まだここで働き始めてふた月ではあるが、2人もここでの生活を気に入っているし、シロ程ではないにしろウツミが居なくなるのは寂しい。
そんな縋るような3対の目に見つめられ、ウツミは珍しく少し照れたような顔をしてポリポリと頭を掻いた。
「心配しなくても、俺はあそこに戻るつもりはない。から、安心していいぞ」
「本当ですか!?」
シロの勢いに目を丸くしてから、ウツミは笑ってわしゃわしゃと隣に座るシロの頭を撫でまわした。
「そもそも戻る気があるなら最初から隠れやしないしな。先輩にはバラしちまったが、あの人は言いふらすような人じゃないから大丈夫だよ」
「っていうか、何で隠れてるんですか?」
「あそこは万年人手不足だからな。辞めてから戻って来いって代わる代わる日参されたんだよ。ほら、毎日毎日断るのも心が痛むだろ?」
「つまり面倒くさかったんですね」
マオの言葉にウツミは何も言わなかったが、ニヤリと笑ったその顔はどう見ても肯定を表していた。

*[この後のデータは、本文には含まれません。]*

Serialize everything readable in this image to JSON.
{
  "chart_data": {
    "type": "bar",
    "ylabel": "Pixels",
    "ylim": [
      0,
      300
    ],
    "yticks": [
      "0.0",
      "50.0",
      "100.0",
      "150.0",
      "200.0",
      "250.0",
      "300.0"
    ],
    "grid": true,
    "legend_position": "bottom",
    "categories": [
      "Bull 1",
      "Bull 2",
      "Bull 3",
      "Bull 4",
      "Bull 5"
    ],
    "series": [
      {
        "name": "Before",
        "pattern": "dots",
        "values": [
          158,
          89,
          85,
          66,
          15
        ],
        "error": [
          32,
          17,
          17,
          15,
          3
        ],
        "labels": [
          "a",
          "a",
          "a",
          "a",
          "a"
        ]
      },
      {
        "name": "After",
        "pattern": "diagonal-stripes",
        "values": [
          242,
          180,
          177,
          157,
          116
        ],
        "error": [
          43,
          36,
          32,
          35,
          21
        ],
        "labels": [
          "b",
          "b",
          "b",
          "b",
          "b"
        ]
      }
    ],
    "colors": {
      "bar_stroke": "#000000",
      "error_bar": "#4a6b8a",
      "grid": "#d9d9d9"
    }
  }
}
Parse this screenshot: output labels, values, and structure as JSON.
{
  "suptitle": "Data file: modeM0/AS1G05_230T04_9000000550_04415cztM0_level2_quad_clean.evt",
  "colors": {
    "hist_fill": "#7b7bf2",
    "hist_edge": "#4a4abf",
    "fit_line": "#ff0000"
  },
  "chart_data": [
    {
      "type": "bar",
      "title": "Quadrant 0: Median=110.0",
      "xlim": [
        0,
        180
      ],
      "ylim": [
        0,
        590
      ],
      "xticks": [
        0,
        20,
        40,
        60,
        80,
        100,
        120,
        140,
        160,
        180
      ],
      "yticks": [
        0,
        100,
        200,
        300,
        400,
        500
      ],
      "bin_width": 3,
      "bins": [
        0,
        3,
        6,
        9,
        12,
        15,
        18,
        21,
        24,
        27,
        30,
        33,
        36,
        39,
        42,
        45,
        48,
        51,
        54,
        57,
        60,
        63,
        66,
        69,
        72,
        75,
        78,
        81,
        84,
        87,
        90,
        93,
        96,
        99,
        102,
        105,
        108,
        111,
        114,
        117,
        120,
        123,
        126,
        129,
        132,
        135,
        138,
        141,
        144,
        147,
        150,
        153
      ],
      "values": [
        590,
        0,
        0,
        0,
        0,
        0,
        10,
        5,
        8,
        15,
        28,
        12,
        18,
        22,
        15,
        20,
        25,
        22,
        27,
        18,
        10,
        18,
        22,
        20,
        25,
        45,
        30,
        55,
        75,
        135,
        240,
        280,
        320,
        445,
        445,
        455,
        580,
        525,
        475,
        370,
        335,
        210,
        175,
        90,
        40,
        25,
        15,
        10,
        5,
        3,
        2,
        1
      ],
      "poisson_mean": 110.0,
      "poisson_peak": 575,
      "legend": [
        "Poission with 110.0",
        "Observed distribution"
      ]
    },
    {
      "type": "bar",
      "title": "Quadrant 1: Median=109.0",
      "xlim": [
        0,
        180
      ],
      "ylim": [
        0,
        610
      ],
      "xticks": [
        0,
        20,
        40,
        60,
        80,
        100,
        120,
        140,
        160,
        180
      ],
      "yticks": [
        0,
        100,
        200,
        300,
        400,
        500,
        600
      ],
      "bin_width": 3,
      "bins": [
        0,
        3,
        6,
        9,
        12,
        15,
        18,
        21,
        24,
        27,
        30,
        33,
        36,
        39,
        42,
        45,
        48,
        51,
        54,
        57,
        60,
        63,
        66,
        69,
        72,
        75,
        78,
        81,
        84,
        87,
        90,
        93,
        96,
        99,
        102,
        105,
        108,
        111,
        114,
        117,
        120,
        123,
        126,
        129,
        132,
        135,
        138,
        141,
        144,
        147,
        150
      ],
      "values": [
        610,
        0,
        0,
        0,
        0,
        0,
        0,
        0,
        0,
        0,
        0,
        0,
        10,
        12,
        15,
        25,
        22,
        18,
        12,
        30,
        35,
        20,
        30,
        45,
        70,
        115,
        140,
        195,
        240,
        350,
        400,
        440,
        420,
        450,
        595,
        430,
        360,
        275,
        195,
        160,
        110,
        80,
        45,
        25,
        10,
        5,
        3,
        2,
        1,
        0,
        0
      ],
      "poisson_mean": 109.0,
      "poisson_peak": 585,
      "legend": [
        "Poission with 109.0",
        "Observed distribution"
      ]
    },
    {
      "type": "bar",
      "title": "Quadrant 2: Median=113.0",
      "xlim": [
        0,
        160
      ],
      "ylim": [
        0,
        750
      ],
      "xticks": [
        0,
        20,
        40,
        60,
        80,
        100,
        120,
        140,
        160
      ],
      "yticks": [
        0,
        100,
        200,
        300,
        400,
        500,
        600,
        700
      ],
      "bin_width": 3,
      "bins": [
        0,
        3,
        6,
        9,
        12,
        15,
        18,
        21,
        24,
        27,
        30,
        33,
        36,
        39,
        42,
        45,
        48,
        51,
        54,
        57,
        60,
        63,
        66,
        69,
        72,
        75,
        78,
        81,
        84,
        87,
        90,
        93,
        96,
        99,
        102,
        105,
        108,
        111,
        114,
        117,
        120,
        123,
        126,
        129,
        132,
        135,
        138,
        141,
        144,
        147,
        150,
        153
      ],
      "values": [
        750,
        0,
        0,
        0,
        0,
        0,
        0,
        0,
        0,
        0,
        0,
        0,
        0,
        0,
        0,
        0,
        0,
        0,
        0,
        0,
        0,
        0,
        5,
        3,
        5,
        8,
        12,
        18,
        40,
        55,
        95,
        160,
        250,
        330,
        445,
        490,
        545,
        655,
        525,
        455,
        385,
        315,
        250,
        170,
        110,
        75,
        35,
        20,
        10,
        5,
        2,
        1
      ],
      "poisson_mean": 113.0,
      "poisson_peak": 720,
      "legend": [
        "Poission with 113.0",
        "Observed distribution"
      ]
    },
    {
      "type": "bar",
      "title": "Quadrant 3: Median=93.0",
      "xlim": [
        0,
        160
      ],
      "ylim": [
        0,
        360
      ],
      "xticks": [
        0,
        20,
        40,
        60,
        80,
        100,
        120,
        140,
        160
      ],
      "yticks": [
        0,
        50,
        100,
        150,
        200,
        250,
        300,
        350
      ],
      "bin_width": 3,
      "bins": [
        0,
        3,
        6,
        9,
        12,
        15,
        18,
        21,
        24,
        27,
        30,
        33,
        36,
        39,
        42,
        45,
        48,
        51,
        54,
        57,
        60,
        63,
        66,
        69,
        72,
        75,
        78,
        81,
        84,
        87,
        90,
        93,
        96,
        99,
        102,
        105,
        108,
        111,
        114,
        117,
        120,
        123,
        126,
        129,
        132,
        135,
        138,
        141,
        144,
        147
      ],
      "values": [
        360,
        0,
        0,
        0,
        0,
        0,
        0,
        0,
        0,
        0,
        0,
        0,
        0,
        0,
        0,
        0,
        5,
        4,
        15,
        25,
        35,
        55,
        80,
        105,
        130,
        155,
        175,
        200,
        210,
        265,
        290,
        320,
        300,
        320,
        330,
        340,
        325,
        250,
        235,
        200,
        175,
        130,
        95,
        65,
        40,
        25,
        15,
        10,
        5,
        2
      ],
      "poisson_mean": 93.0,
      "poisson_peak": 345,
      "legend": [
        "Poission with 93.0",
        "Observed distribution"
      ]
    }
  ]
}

「そういえば見た目がどうとか言ってましたけど、前の職場では今みたいな感じじゃなかったんですか?」
「ああ。訳あって俺だとバレたくなかったから、軍では変装して偽名を使ってた」
「アンタ実は犯罪者とかじゃないですよね??」
「安心しろ。ちゃんと真っ当な理由だ」
「オレウツミさんなら犯罪者でも構いません!」
「シロさん、流石にそこは気にしてください。犯罪は駄目です」
「だから犯罪者じゃないと言ってるんだが」
何故か犯罪者扱いをされていることに釈然としないものを感じながらも、ウツミはシロが元気になったことに一先ず安心した。
実は日参していた人たちの筆頭がカガミだったのだが、それはまあ言わない方がいいかとウツミはその事実を胸の奥にしまった。